Time for the NCGOP to rewrite the rules again
Digby has a post prepped for later today on Republican sore-loserism in Georgia (based on a Rolling Stone piece). It’s the sort of tactic with which we are well familiar next door in North Carolina. It’s simply this: If Republicans lose under established election rules, change the rules.
Judd Legum spotlights the latest Republican effort in North Carolina to tip the governor’s race in favor of Lt. Gov. Mark “Choking on my own blood” Robinson, the freaky Christian nationalist and conspiracy theorist. He’s trailing in fundraising behind the state’s Attorney General Josh Stein (D).
“The most recent campaign finance reports show that Stein has raised over $19 million, with $12.7 million cash on hand,” Legum begins. “Robinson, however, has raised less than $11 million and has $4.5 million in cash.”
Time to change the rules:
Republicans in the North Carolina legislature have responded by introducing legislation that would dramatically alter the state’s campaign finance rules in the middle of an election.
Under existing North Carolina campaign finance law, corporations and labor unions cannot contribute directly or indirectly to state campaigns or committees. This prevents the main national fundraising vehicles for gubernatorial campaigns — the Democratic Governors Association (DGA) and the Republican Governors Association (RGA) — from donating to North Carolina political committees. These committees, known as 527s, accept unlimited contributions from corporations and individuals.
The changes proposed by North Carolina Republicans would allow the RGA and the DGA (or any other 527) to donate unlimited amounts to any “[s]tate, district, or county executive committee of any political party or an affiliated party committee.” Should these changes become law, the only requirement is that the 527s must create two “accounts”—one accepting corporate money and another accepting individual donations in any amount. The Republican proposal would allow the 527s to donate unlimited amounts to North Carolina committees from the account that accepts individual donations.
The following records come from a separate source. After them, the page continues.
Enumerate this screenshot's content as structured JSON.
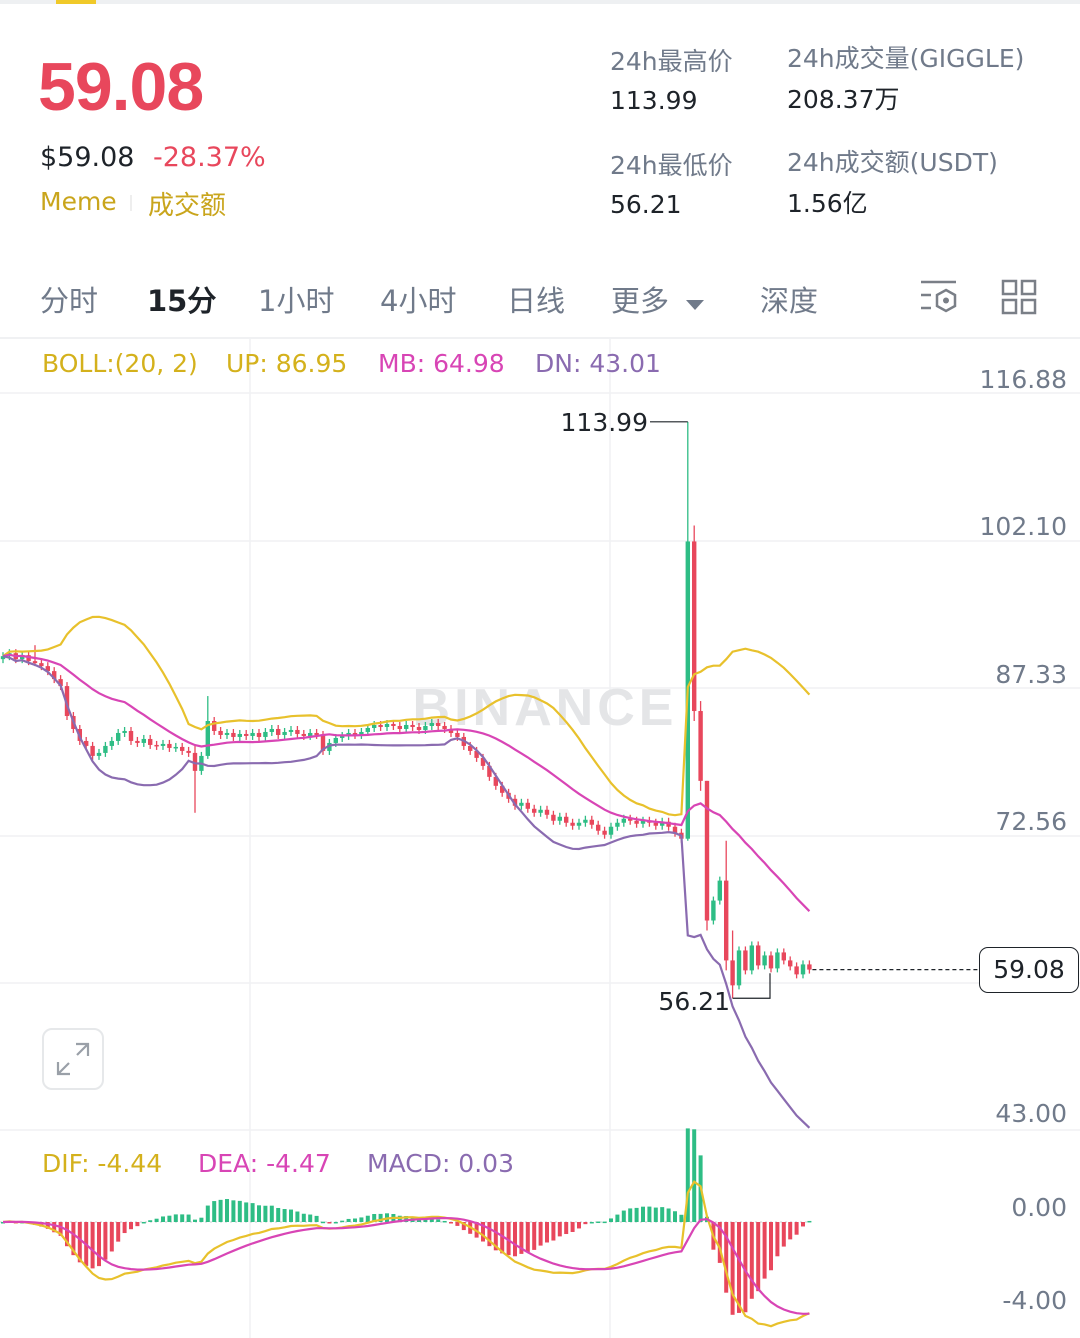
{
  "header": {
    "price": "59.08",
    "usd_price": "$59.08",
    "change_pct": "-28.37%",
    "tags": [
      "Meme",
      "成交额"
    ]
  },
  "stats": [
    {
      "label": "24h最高价",
      "value": "113.99"
    },
    {
      "label": "24h成交量(GIGGLE)",
      "value": "208.37万"
    },
    {
      "label": "24h最低价",
      "value": "56.21"
    },
    {
      "label": "24h成交额(USDT)",
      "value": "1.56亿"
    }
  ],
  "tabs": [
    {
      "label": "分时",
      "active": false
    },
    {
      "label": "15分",
      "active": true
    },
    {
      "label": "1小时",
      "active": false
    },
    {
      "label": "4小时",
      "active": false
    },
    {
      "label": "日线",
      "active": false
    },
    {
      "label": "更多",
      "active": false
    },
    {
      "label": "深度",
      "active": false
    }
  ],
  "toolbar_icons": [
    "indicator-settings-icon",
    "layout-grid-icon"
  ],
  "boll": {
    "label": "BOLL:(20, 2)",
    "up": "UP: 86.95",
    "mb": "MB: 64.98",
    "dn": "DN: 43.01"
  },
  "macd": {
    "dif": "DIF: -4.44",
    "dea": "DEA: -4.47",
    "macd": "MACD: 0.03"
  },
  "watermark": "BINANCE",
  "colors": {
    "up": "#2ebd85",
    "down": "#e8475c",
    "boll_up": "#e8c12c",
    "boll_mb": "#d845b5",
    "boll_dn": "#8a6bb0",
    "accent": "#f0c929"
  },
  "chart_data": {
    "type": "candlestick",
    "interval": "15分",
    "price_axis_ticks": [
      "116.88",
      "102.10",
      "87.33",
      "72.56",
      "43.00"
    ],
    "price_range": [
      43.0,
      116.88
    ],
    "macd_axis_ticks": [
      "0.00",
      "-4.00"
    ],
    "current_price": "59.08",
    "high_label": "113.99",
    "low_label": "56.21",
    "first_open": 90.2,
    "closes": [
      90.5,
      90.8,
      90.2,
      90.6,
      90,
      89.8,
      89.5,
      89,
      88.2,
      87.5,
      84.5,
      83.2,
      82,
      81.5,
      80.5,
      80.8,
      81.5,
      82,
      82.8,
      83,
      82,
      81.8,
      82.2,
      81.6,
      81.5,
      81.7,
      81.3,
      81.4,
      81,
      80.8,
      79,
      80.5,
      84,
      83,
      82.6,
      82.8,
      82.4,
      82.7,
      82.5,
      82.8,
      82.4,
      82.9,
      83.2,
      82.6,
      82.9,
      83.1,
      82.7,
      82.5,
      82.8,
      82.6,
      81,
      81.8,
      82.3,
      82.5,
      82.8,
      82.6,
      82.9,
      83.3,
      83.6,
      83.4,
      83.7,
      83.5,
      83.2,
      83.6,
      83.4,
      83.1,
      83.5,
      83.8,
      83.5,
      83.2,
      82.8,
      82.4,
      81.5,
      81,
      80.3,
      79.5,
      78.4,
      77.5,
      76.8,
      76.2,
      75.5,
      75.8,
      75.2,
      74.8,
      75.1,
      74.6,
      74,
      74.4,
      73.8,
      73.5,
      73.8,
      74.1,
      73.6,
      73,
      72.6,
      73.4,
      73.8,
      74.2,
      74,
      73.7,
      74,
      73.8,
      73.5,
      73.9,
      73.4,
      72.8,
      72.2,
      102,
      85,
      78,
      64,
      66,
      68,
      60,
      57.5,
      61,
      59,
      61.5,
      59.5,
      60.5,
      59.2,
      60.8,
      60,
      59.4,
      58.6,
      59.6,
      59.08
    ],
    "wick_overrides": {
      "5": [
        91.6,
        89.5
      ],
      "30": [
        81.5,
        74.8
      ],
      "32": [
        86.5,
        80.2
      ],
      "107": [
        113.99,
        72
      ],
      "108": [
        103.6,
        84
      ],
      "109": [
        86,
        77
      ],
      "110": [
        78,
        63
      ],
      "113": [
        72,
        59
      ],
      "114": [
        63,
        56.21
      ]
    }
  }
}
Bob Hall, a veteran North Carolina campaign finance expert, explained that the new rules would allow “wealthy individuals with new ways to give tens (or even hundreds) of thousands of dollars to support a North Carolina candidate without their name being identified with the donation.”
Didn’t see that coming, didja?
Anonymity is important to deep-pocketed donors committed to maintaining Republican control but who don’t want their fingerprints on money supporting Mr. “It’s not your body anymore.”
In June 2021, for example, Robinson called LGBTQ people “filth” and said exposure to LGBTQ people and issues in schools was child abuse. In a sermon later that year, Robinson said “straight” couples were “superior” to same-sex couples and compared being gay to “what the cows leave behind.” Robinson has also called LGBTQ people “devil-worshiping child molesters”
On Facebook, Robinson repeatedly minimized the atrocities of Nazi Germany and the Holocaust. “I am so sick of seeing and hearing people STILL talk about Nazis and Hitler and how evil and manipulative they were,” Robinson wrote on Facebook in 2017. He accused unknown forces of “pushing this Nazi boogeyman narrative all these years.”
In 2019, Robinson said that abortion rights were “not about protecting the lives of mothers” but “about killing the child because you weren’t responsible enough to keep your skirt down.” Robinson said women choose to have an abortion so that they can keep living “on easy street” and “keep running to the club every Friday night.” He favors an abortion ban from the moment of conception.
The ad above is part of a seven-figure buy by Stein’s campaign, NBC News reports:
“Abortion in this country is not about protecting the lives of mothers,” Robinson says in the clip used in the ad. “It is about killing the child because you weren’t responsible enough to keep your skirt down.”
(You might send Robinson a message about that via Stein at ActBlue. )
By any means necessary
Gerrymandering, of course, is an age-old tradition in which both major parties partake to gain advantage. Gotta credit Republicans for their 2010 REDMAP program to flip legislatures all over the place ahead of 2011 redicstricting. But since the election of the first Black president, they’ve really taken their game to the next level (or two) in states David Pepper calls “Laboratories of Autocracy.”
Democrats have been playing Whac-A-Mole ever since against some deviously clever efforts to squeeze every advantage out of existing rules and rule tweaks. From strategically starving blue cities of revenue to purging voter rolls to erecting barriers to voter registration to making voting itself harder to Thomas Hofeller’s computer-aided gerrymandering to trying to rig the 2020 census, the GOP has pulled out all the stops. Lest we forget, they instigated a violent insurrection after losing the 2020 presidential election. We have to implement these changes, Republicans insist, to restore public confidence in election integrity (their buzzword) that they’ve spent relentless decades undermining.
Dramatically altering North Carolina’s campaign finance rules is just another clever tweak. Watch for that mole to pop up its head in your Republican-controlled state.